Fig 4. Childhood socioeconomic position and polygenic index in relation to body mass index (BMI) across life.

Top panel shows the kg/m² difference in BMI in the lowest compared with highest socioeconomic position, before and after adjustment for Khera et al. (2019)[4] polygenic index for higher BMI. Bottom panel shows coefficients for the social class x polygenic index interaction term (null line is evidence for no interaction). SEP measured as father’s occupational class converted to ridit score. Results from top panel drawn from OLS regression models including adjustment for sex (blue solid line) and further adjustment for polygenic indices and first ten genetic principal components (orange line). Results from bottom panel drawn from OLS regression models including adjusted for sex, polygenic index [4], first ten genetic principal components and SEP.

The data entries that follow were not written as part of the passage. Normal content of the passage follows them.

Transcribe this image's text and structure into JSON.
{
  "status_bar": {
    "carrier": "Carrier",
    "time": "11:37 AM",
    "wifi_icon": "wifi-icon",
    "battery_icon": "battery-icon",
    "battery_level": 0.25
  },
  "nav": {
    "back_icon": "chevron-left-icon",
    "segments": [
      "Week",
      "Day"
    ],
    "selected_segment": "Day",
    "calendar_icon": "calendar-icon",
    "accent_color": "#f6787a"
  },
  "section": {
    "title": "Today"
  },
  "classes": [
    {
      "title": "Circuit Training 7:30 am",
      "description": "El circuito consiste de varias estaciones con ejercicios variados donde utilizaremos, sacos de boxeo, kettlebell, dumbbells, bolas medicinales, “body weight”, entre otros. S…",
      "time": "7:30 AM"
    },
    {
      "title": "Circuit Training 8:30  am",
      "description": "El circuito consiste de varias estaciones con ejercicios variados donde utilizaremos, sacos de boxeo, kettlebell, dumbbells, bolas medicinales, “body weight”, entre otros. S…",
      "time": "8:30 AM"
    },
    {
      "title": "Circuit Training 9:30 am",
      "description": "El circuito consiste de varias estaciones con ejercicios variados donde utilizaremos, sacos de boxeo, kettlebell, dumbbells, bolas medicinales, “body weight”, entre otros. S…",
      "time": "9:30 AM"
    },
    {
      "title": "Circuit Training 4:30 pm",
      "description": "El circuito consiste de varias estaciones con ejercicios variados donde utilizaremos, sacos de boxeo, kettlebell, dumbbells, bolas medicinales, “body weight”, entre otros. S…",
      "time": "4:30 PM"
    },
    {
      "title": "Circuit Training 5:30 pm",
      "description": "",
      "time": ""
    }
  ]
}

Fig 5. Association between multiple polygenic indices and body mass index (BMI) across life.

Drawn from OLS regressions including adjustment for sex and first 10 genetic principal components, repeated for each polygenic index and age at follow up. Left panel: coefficient difference in BMI per 1 SD increase in polygenic index (+ 95% CI). Right panel: incremental R² compared to OLS regression model of BMI on sex and first 10 genetic principal components (95% CI estimated using bootstrapping [500 replications, percentile method]). Khera et al [4]: 2,100,302 SNPs (genome-wide SNPs); Richardson et al [7]: 557 SNPs (significant hits only); Vogelezang et al. [8]: 25 SNPs (significant hits only).